El pordiosero superior
Cuento zen con moraleja
La superioridad supone la ausencia de inferioridad, no es su opuesto. Simplemente no comparas. Cuando no comparas, ¿cómo puedes ser superior o inferior?
Cuento zen sobre la superioridad
En la corte real tuvo lugar un fastuoso banquete. Todo se había dispuesto de tal manera que cada persona se sentaba a la mesa de acuerdo con su rango. Todavía no había llegado el monarca al banquete, cuando un pordiosero muy pobremente vestido y al que todos tomaron por un pordiosero.
Sin vacilar un instante, el pordiosero se sentó en el lugar de mayor importancia.
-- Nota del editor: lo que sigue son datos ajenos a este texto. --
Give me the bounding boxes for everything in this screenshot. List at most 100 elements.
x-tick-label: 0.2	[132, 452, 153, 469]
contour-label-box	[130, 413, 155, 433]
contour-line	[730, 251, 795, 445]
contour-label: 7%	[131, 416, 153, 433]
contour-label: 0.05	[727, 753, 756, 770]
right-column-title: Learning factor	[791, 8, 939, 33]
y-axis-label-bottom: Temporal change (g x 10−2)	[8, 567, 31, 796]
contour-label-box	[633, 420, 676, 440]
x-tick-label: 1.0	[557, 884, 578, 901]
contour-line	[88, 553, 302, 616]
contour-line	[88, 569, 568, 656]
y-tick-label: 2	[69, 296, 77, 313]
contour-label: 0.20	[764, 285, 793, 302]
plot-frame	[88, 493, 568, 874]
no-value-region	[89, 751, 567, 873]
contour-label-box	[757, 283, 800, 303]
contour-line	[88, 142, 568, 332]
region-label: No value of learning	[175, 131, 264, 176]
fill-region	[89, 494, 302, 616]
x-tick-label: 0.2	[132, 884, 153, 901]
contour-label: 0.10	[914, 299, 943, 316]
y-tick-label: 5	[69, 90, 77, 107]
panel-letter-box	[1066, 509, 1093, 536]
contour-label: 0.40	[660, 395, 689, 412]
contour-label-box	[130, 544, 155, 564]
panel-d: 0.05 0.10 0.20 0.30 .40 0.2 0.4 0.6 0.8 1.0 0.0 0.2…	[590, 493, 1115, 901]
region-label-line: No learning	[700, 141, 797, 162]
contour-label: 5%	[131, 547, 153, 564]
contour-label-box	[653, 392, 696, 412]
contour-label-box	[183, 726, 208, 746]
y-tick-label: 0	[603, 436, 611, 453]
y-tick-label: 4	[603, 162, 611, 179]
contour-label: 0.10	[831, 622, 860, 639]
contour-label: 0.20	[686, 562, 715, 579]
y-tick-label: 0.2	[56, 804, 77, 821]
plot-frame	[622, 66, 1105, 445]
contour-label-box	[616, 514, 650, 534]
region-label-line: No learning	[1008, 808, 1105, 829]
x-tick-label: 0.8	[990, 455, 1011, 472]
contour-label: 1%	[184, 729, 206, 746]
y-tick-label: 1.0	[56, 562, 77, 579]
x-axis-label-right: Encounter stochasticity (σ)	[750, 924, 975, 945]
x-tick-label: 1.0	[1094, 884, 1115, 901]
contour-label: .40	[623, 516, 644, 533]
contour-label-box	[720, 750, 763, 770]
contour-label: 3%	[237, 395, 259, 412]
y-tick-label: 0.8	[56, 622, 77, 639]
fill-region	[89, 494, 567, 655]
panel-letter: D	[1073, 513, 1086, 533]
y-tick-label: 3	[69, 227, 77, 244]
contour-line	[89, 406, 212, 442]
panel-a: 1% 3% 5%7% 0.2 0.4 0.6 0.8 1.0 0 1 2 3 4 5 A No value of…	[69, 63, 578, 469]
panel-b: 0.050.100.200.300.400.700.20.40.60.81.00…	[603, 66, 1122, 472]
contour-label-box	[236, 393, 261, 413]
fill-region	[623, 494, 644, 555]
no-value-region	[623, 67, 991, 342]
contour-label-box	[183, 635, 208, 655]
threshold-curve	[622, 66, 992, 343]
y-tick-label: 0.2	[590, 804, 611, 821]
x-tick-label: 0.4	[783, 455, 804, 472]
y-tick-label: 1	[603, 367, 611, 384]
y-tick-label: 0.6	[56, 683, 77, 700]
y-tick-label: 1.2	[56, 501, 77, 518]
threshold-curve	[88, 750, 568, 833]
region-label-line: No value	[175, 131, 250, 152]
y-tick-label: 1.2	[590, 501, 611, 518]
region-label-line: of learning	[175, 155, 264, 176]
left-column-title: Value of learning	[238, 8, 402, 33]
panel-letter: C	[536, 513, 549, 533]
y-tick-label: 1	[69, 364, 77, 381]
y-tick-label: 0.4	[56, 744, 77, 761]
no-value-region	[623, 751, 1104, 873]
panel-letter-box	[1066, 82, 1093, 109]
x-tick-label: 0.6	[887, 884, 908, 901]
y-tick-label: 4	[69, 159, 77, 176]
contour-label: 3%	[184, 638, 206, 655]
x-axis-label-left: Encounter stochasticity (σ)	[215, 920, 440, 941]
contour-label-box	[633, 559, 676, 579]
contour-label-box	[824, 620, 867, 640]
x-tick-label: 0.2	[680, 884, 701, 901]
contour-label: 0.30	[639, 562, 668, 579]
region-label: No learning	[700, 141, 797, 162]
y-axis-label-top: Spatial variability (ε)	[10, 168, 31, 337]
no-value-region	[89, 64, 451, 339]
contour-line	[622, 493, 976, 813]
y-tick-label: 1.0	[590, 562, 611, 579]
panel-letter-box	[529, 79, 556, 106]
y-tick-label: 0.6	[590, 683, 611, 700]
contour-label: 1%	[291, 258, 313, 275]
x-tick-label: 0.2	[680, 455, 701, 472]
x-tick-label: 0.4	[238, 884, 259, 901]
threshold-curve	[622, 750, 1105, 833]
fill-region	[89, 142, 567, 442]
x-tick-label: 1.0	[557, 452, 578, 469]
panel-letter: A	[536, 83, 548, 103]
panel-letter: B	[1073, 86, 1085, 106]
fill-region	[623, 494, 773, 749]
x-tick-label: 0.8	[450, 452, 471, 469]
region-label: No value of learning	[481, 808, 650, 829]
Este insólito comportamiento indignó al primer ministro, quien, ásperamente, le preguntó:
– ¿Acaso eres un soberano?
– Mi rango es superior al de soberano – repuso el pordiosero.
– ¿Acaso eres un primer ministro?
– Mi rango es superior al de primer ministro.
Enfurecido, el primer ministro inquirió:
– ¿Acaso eres el mismo rey?
– Mi rango es superior al del rey.
– ¿Acaso eres Dios? -preguntó mordazmente el primer ministro.
– Mi rango es superior al de Dios.
Fuera de sí, el primer ministro vociferó:
– ¡Nada es superior a Dios!
Y el pordiosero dijo con mucha calma:
– Ahora sabes mi identidad. Esa nada soy yo.
MORALEJA
La superioridad supone la ausencia de inferioridad, no es su opuesto. Simplemente no comparas. Cuando no comparas, ¿cómo puedes ser superior o inferior? Mira, si fueses el único ser sobre la Tierra y no existiera nadie más, ¿serías inferior? ¿Con quién te compararías? ¿En relación a qué? Si estás solo, ¿qué serás, inferior o superior? No eres ninguna de las dos cosas. No puedes ser inferior porque no hay nadie por encima de ti; no puedes declararte superior porque no hay nadie por debajo de ti. No serás ni superior ni inferior, y yo te digo que esa es la superioridad del alma. Nunca compares. Compara y surgirá la inferioridad. No compares, porque simplemente eres único.
Por esto mismo, Jesús fue crucificado. Él decía, «Soy un Rey». Fue malinterpretado. El hombre que era el rey, Herodes, se puso en guardia. El virrey, Poncio Pilatos, creyó que Jesús era peligroso, porque hablaba del reino y del rey, y había declarado, «Yo soy el rey de los Judíos». Fue malinterpretado. Hablaba de un tipo de reino diferente, un reino que no es de este mundo.
Cuando era crucificado los soldados se mofaban de él arrojándole piedras y zapatos y a modo de escarnio le colocaron una corona de espinas en su cabeza con la inscripción: Rey de los Judíos. Y mientras le arrojaban piedras y sandalias le decían, «Cuéntanos ahora algo sobre el reino, di algo Rey de los Judíos».
Él les hablaba de otro reino, no de este mundo; ese reino no está afuera, ese reino está dentro. Más cuando un hombre como Jesús camina, él es el emperador. No puede remediarlo. No es que compita con nadie, no suspira por ninguna corona de este mundo, pero dondequiera que va la gente ambiciosa se asusta. Este hombre es peligroso porque su misma cara, sus ojos, la forma en que camina, muestran que es un emperador. No necesita demostrarlo, él es la evidencia. No necesita mencionarlo, no necesita decirlo.